Dr. Jack Harkema, university distinguished professor for the Department of Pathobiology and Diagnostic Investigation, directs the Great Lakes Air Center for Integrated Environmental Research (GLACIER), one of only four US Environmental Protection Agency-funded Clean Air Research Centers in the nation. He also is a faculty member of MSU’s Institute for Integrative Toxicology, which focuses on the health and environmental effects of toxic agents.
Harkema, an alumnus of the College, conducts research designed to clarify the biological mechanisms responsible for airway injury, repair, and adaptation in response to environmental exposures to toxic agents. Much of his recent work has focused on developing animal models of human respiratory, cardiovascular, metabolic, and autoimmune diseases that are used to study how chronic disease may influence an individual’s susceptibility to adverse health effects of outdoor air pollutants.
Harkema came to MSU to earn his MS in animal physiology and DVM. He went on to earn his PhD in comparative pathology from the University of California, Davis. Harkema worked for nearly a decade as an experimental pathologist for the Inhalation Toxicology Research Institute in Albuquerque, New Mexico before he returned to Michigan State University in 1994.
Harkema’s research and productive collaborations are reflected in more than 240 publications with coauthors from 19 different units at MSU and 133 national and international laboratories.
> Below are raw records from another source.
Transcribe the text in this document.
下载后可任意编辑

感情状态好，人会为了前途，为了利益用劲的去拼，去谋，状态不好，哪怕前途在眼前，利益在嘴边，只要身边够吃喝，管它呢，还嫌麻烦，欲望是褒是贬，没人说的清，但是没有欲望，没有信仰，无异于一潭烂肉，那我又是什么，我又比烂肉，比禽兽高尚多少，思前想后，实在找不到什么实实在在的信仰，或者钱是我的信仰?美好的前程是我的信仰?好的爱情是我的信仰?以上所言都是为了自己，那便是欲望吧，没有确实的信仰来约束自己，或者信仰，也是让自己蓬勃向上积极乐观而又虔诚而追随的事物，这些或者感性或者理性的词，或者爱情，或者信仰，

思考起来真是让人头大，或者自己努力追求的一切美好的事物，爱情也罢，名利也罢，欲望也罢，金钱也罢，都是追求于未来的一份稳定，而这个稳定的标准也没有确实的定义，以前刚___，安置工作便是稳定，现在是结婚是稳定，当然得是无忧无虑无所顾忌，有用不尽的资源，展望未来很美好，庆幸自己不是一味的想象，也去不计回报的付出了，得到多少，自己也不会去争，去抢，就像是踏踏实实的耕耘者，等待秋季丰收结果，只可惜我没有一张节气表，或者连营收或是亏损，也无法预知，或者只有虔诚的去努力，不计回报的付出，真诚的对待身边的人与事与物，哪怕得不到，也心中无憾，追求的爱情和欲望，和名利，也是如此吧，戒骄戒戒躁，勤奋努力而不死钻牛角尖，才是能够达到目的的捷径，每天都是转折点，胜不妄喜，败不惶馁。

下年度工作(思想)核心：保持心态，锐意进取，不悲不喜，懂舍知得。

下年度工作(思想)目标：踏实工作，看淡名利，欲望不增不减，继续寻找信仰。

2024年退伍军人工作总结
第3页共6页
His most notable contributions to science include designing, constructing, and utilizing mobile air research laboratories to study the inhalation toxicology of “real-world” particulate air pollution found in urban and rural communities; illustrating how toxicologic pathology of the respiratory tract should be microscopically examined and morphometrically measured using state-of-the-art digital imaging techniques; and elucidating the pathobiology underlying the harmful health effects of commonly encountered air pollutants, like ozone and particulate matter.
Currently, Harkema’s laboratory, along with that of his long-time MSU collaborator, Dr. James Pestka (Food Science and Human Nutrition), are embarking on an National Institutes of Health-funded research project to determine how dietary interventions of omega 3 fatty acids may prevent the early onset of autoimmune diseases, like systemic lupus erythematosus, that are triggered by inhalation exposure to silica dust and possibly other airborne toxicants found in the environment or workplace.